FORT LEONARD WOOD, Mo. — Brig. Gen. Charles Masaracchia, director of the Mission Command Center of Excellence at Fort Leavenworth, Kan., visited Fort Leonard Wood this week to speak with leaders and future leaders on the U.S. Army Training and Doctrine Command initiative called “Project Athena.”

Named for the Greek goddess of war and signifying wisdom and learning, Masaracchia said Project Athena is a leader development program designed to inform and motivate Soldiers to embrace personal and professional self-development. Masaracchia is spearheading the program for TRADOC and the Combined Arms Center.

“The ultimate goal is producing better leaders for our Soldiers,” he said. “(Project Athena) provides self-awareness by identifying strengths, weaknesses and blind spots for the individual. The more honest they are with themselves, the better the assessment feedback will be in the end.”

Students attending the Basic Officer Leader Course and Captains Career Course began taking Project Athena assessments earlier this year as part of their program of instruction. There are specific assessments based on the level of professional military education, Masaracchia said.
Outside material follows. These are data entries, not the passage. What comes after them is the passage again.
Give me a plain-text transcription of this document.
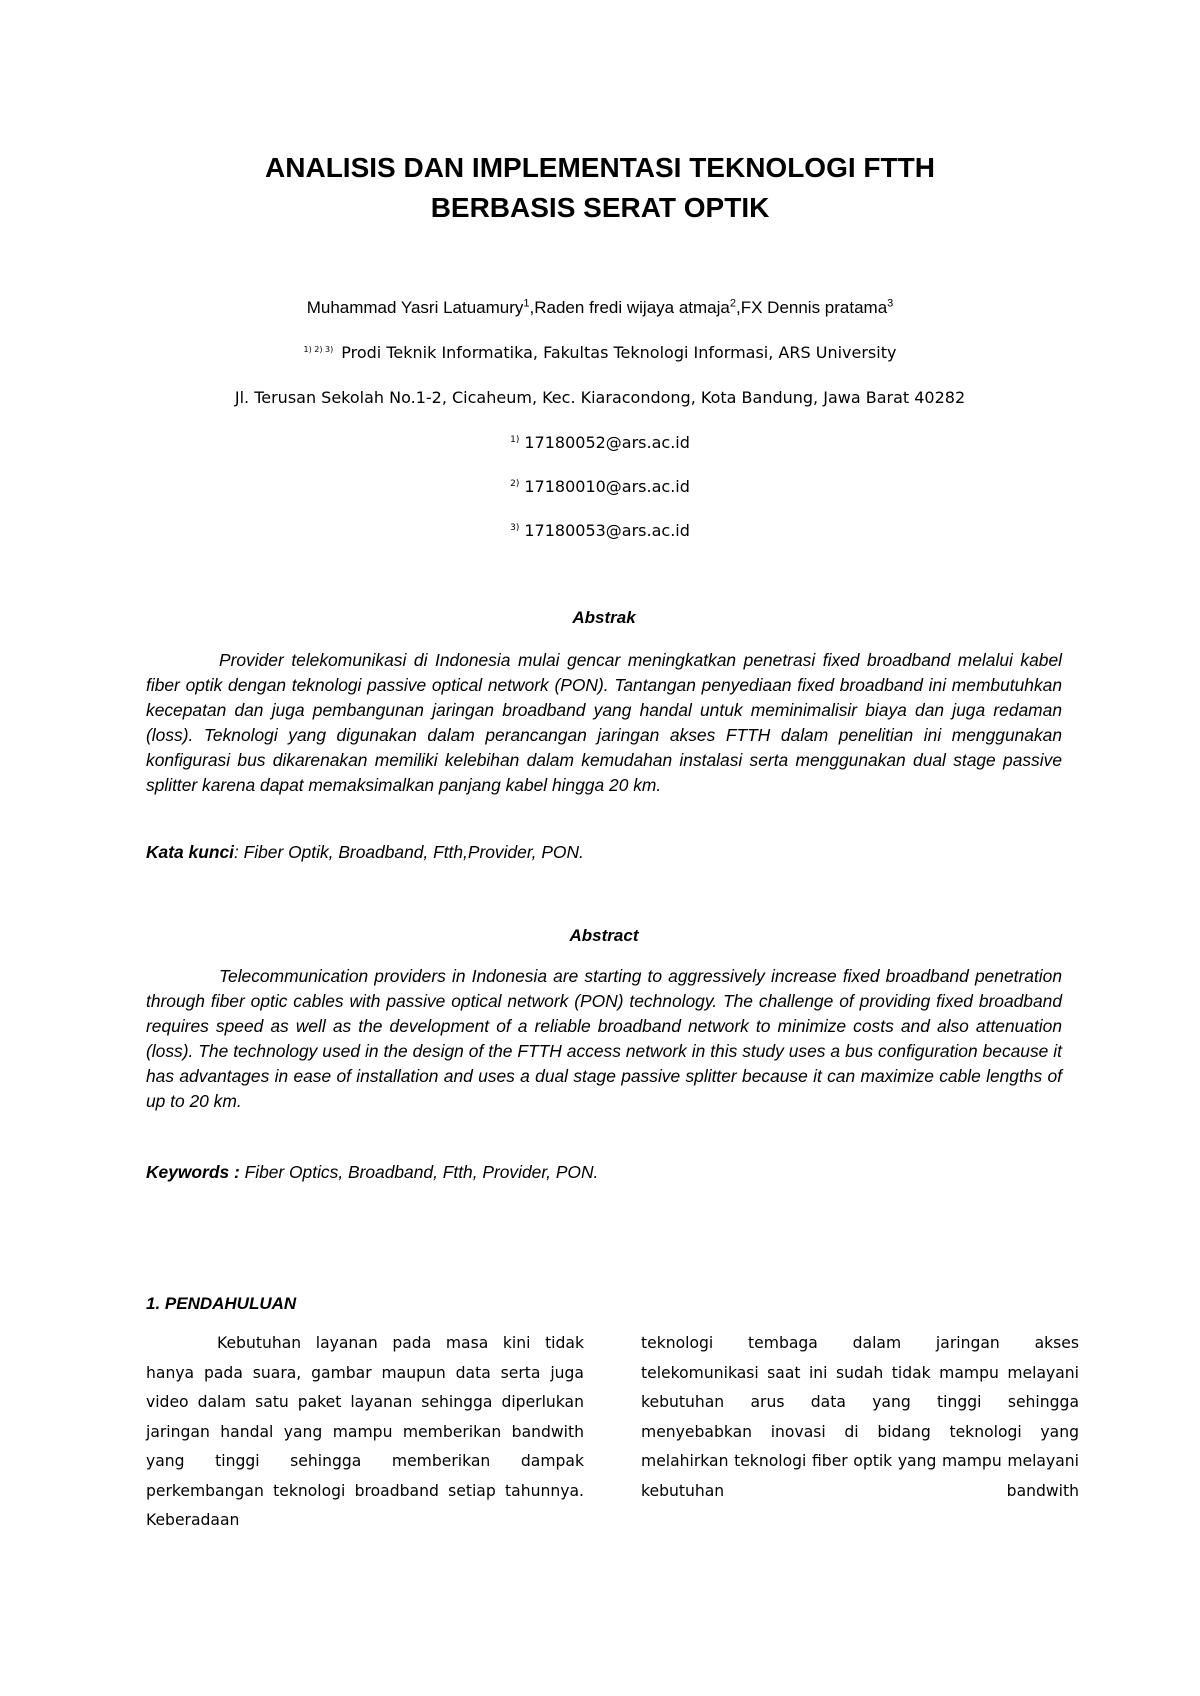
ANALISIS DAN IMPLEMENTASI TEKNOLOGI FTTH
BERBASIS SERAT OPTIK
Muhammad Yasri Latuamury$^1$,Raden fredi wijaya atmaja$^2$,FX Dennis pratama$^3$
$^{1) 2) 3)}$ Prodi Teknik Informatika, Fakultas Teknologi Informasi, ARS University
Jl. Terusan Sekolah No.1-2, Cicaheum, Kec. Kiaracondong, Kota Bandung, Jawa Barat 40282
$^{1)}$ 17180052@ars.ac.id
$^{2)}$ 17180010@ars.ac.id
$^{3)}$ 17180053@ars.ac.id
Abstrak
Provider telekomunikasi di Indonesia mulai gencar meningkatkan penetrasi fixed broadband melalui kabel fiber optik dengan teknologi passive optical network (PON). Tantangan penyediaan fixed broadband ini membutuhkan kecepatan dan juga pembangunan jaringan broadband yang handal untuk meminimalisir biaya dan juga redaman (loss). Teknologi yang digunakan dalam perancangan jaringan akses FTTH dalam penelitian ini menggunakan konfigurasi bus dikarenakan memiliki kelebihan dalam kemudahan instalasi serta menggunakan dual stage passive splitter karena dapat memaksimalkan panjang kabel hingga 20 km.
Kata kunci: Fiber Optik, Broadband, Ftth,Provider, PON.
Abstract
Telecommunication providers in Indonesia are starting to aggressively increase fixed broadband penetration through fiber optic cables with passive optical network (PON) technology. The challenge of providing fixed broadband requires speed as well as the development of a reliable broadband network to minimize costs and also attenuation (loss). The technology used in the design of the FTTH access network in this study uses a bus configuration because it has advantages in ease of installation and uses a dual stage passive splitter because it can maximize cable lengths of up to 20 km.
Keywords : Fiber Optics, Broadband, Ftth, Provider, PON.
1. PENDAHULUAN
Kebutuhan layanan pada masa kini tidak hanya pada suara, gambar maupun data serta juga video dalam satu paket layanan sehingga diperlukan jaringan handal yang mampu memberikan bandwith yang tinggi sehingga memberikan dampak perkembangan teknologi broadband setiap tahunnya. Keberadaan
teknologi tembaga dalam jaringan akses telekomunikasi saat ini sudah tidak mampu melayani kebutuhan arus data yang tinggi sehingga menyebabkan inovasi di bidang teknologi yang melahirkan teknologi fiber optik yang mampu melayani kebutuhan bandwith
BOLC students are taking assessments such as the Nelson Denny Reading Test, Criterion Online Writing Evaluation Service, Social Awareness and Influence Self-Assessment, Self-Assessment Individual Difference - Inventory, the Army Critical Thinking Test, and a Leader 180 (self and peer assessment). Students in CCC conduct a full Leader 360 (includes self, peer and superior assessments), Social Skills Inventory, Individual Adaptability, SAID-I, and the Military and Defense Critical Thinking Test and Inventory.

Feedback is provided upon request, Masaracchia added.
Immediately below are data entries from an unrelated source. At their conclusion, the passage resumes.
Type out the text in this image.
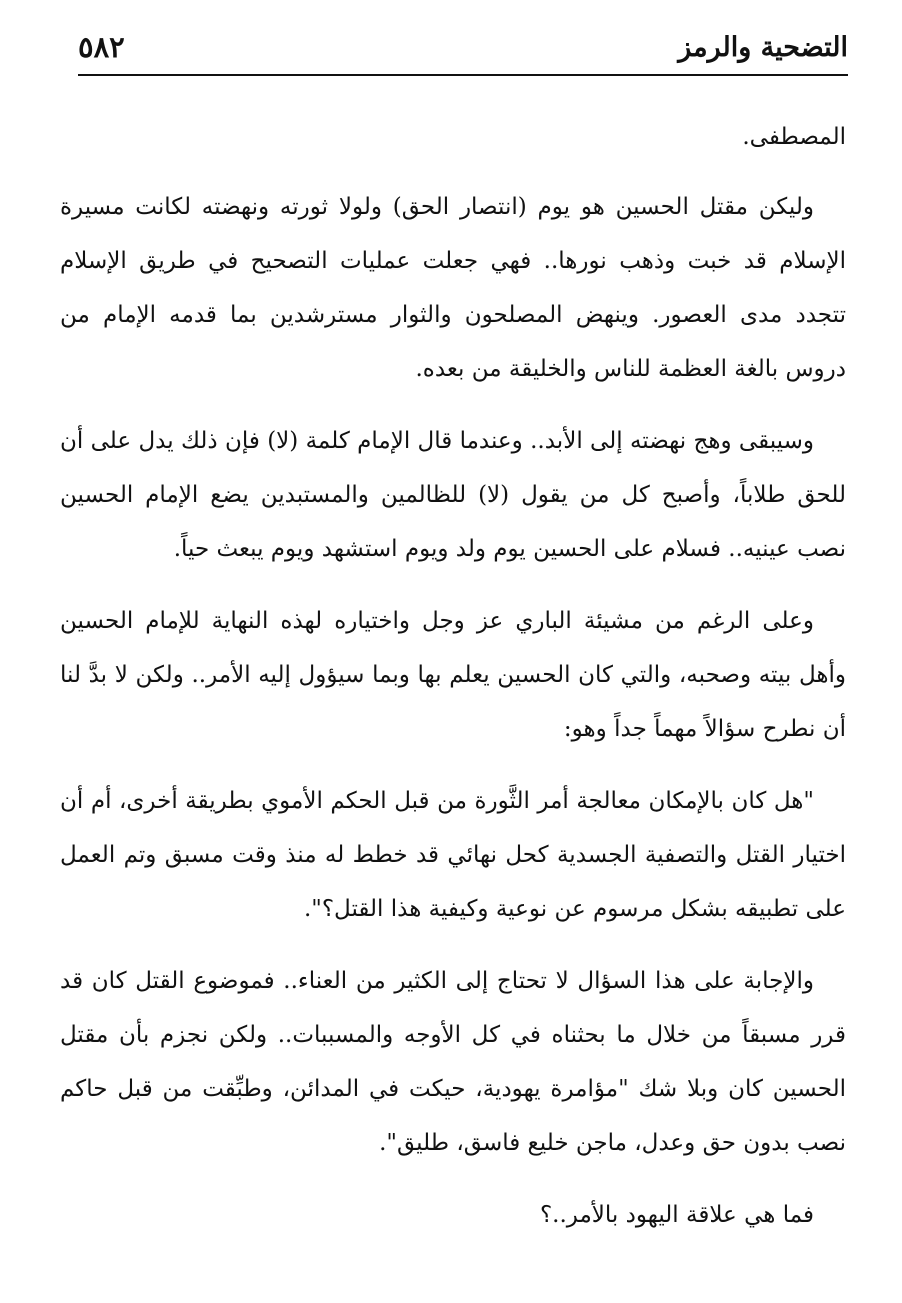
التضحية والرمز
٥٨٢

المصطفى.

وليكن مقتل الحسين هو يوم (انتصار الحق) ولولا ثورته ونهضته لكانت مسيرة الإسلام قد خبت وذهب نورها.. فهي جعلت عمليات التصحيح في طريق الإسلام تتجدد مدى العصور. وينهض المصلحون والثوار مسترشدين بما قدمه الإمام من دروس بالغة العظمة للناس والخليقة من بعده.

وسيبقى وهج نهضته إلى الأبد.. وعندما قال الإمام كلمة (لا) فإن ذلك يدل على أن للحق طلاباً، وأصبح كل من يقول (لا) للظالمين والمستبدين يضع الإمام الحسين نصب عينيه.. فسلام على الحسين يوم ولد ويوم استشهد ويوم يبعث حياً.

وعلى الرغم من مشيئة الباري عز وجل واختياره لهذه النهاية للإمام الحسين وأهل بيته وصحبه، والتي كان الحسين يعلم بها وبما سيؤول إليه الأمر.. ولكن لا بدَّ لنا أن نطرح سؤالاً مهماً جداً وهو:

"هل كان بالإمكان معالجة أمر الثَّورة من قبل الحكم الأموي بطريقة أخرى، أم أن اختيار القتل والتصفية الجسدية كحل نهائي قد خطط له منذ وقت مسبق وتم العمل على تطبيقه بشكل مرسوم عن نوعية وكيفية هذا القتل؟".

والإجابة على هذا السؤال لا تحتاج إلى الكثير من العناء.. فموضوع القتل كان قد قرر مسبقاً من خلال ما بحثناه في كل الأوجه والمسببات.. ولكن نجزم بأن مقتل الحسين كان وبلا شك "مؤامرة يهودية، حيكت في المدائن، وطبِّقت من قبل حاكم نصب بدون حق وعدل، ماجن خليع فاسق، طليق".

فما هي علاقة اليهود بالأمر..؟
“As we go through our careers, we need to understand who we are,” he said. “I don’t know if we’ve ever had a program that was this detailed. Especially starting with lieutenants, being repetitive in nature and with progressive complexity. We are now getting down into — not big, broad areas to work on — we’re talking about getting into sub-components, the very specific areas and understanding in what environments you might tend to show those weaknesses. When you understand that, you might be able to apply a strength to mitigate that.”
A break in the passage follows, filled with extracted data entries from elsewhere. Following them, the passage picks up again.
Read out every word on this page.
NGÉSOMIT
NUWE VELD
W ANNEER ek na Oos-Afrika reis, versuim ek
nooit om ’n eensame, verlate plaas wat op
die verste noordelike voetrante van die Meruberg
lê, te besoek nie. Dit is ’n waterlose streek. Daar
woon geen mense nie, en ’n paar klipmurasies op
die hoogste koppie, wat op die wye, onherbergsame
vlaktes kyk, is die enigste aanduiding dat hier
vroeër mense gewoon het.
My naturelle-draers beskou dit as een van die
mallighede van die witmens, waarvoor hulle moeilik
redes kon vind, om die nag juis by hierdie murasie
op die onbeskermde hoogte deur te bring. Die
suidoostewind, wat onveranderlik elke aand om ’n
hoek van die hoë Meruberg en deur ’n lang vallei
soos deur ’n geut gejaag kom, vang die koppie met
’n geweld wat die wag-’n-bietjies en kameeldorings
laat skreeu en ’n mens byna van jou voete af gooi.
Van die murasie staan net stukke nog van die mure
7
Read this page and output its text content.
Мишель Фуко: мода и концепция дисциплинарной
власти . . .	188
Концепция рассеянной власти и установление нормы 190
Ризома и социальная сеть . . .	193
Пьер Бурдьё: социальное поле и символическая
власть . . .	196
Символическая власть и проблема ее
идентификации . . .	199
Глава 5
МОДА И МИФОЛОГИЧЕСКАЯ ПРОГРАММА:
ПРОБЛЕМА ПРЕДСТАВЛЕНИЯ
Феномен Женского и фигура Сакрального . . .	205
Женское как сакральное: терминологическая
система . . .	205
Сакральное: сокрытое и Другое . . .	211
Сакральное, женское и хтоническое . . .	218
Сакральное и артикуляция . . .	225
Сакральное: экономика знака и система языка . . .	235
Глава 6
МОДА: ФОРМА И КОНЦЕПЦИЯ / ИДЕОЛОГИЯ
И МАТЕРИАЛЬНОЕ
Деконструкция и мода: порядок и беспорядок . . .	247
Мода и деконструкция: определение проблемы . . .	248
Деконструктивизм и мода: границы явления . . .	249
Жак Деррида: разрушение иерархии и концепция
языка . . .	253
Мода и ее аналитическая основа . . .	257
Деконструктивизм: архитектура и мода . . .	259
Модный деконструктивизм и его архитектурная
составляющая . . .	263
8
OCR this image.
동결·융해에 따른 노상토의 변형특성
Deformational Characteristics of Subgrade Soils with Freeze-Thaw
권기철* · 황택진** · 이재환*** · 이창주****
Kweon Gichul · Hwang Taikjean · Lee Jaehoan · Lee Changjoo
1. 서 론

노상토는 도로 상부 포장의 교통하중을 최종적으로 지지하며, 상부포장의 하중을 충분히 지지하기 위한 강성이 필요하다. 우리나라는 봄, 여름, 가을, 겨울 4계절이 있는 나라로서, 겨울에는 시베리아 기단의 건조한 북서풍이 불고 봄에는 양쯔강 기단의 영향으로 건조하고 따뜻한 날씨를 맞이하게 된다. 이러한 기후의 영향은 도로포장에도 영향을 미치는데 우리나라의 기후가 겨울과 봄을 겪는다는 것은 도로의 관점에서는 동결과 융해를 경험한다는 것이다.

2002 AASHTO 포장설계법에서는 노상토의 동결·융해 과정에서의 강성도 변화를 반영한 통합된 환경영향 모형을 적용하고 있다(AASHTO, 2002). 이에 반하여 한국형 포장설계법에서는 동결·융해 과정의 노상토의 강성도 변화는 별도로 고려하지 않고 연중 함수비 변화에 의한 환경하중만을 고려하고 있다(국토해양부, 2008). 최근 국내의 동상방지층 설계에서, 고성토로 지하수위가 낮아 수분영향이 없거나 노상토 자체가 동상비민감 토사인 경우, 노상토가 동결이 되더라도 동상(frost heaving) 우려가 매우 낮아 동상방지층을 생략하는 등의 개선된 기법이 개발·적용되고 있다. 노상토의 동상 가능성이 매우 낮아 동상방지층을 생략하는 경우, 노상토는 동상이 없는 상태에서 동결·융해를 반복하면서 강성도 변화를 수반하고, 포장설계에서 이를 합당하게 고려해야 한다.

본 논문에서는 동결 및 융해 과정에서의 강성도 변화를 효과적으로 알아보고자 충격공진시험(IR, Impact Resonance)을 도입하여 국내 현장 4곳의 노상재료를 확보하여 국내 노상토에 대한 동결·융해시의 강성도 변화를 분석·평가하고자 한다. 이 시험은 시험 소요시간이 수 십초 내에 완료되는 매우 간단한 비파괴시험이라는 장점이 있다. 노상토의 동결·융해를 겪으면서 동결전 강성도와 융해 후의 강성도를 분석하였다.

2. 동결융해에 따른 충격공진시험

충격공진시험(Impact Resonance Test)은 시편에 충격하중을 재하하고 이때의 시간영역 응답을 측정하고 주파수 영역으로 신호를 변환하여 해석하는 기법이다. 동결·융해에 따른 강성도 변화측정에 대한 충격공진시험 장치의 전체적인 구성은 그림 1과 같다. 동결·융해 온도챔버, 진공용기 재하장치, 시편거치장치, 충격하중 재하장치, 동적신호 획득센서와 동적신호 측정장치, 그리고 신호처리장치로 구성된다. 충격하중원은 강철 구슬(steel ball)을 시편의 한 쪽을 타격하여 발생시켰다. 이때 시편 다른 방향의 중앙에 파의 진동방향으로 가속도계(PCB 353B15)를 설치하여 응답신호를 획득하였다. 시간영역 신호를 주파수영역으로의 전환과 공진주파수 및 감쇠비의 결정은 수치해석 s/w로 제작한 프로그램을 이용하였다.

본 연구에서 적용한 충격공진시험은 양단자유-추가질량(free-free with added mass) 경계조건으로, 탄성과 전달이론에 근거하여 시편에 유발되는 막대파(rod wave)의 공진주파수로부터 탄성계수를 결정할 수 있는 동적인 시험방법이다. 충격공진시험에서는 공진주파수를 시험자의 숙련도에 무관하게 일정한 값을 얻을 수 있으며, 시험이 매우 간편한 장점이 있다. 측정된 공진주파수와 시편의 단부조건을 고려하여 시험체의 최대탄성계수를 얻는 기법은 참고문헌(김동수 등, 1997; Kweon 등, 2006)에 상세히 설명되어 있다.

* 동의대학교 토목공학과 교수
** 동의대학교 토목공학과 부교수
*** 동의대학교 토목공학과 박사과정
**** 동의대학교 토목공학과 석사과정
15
One of the attendees at a professional development event Tuesday at Lincoln Hall Auditorium was BOLC student 2nd Lt. Alexander Dewald, who’s been in the Army just a few months.

“It’s a progressive idea,” he said, referring to the focus on self-development. “It makes me very optimistic for the direction of the Army. One thing I’ve learned so far is that the Army definitely tests you and your weaknesses.”

Over the next year, Masaracchia said the goal is to extend Project Athena to noncommissioned officer, warrant officer and Civilian Education System courses at all levels of PME.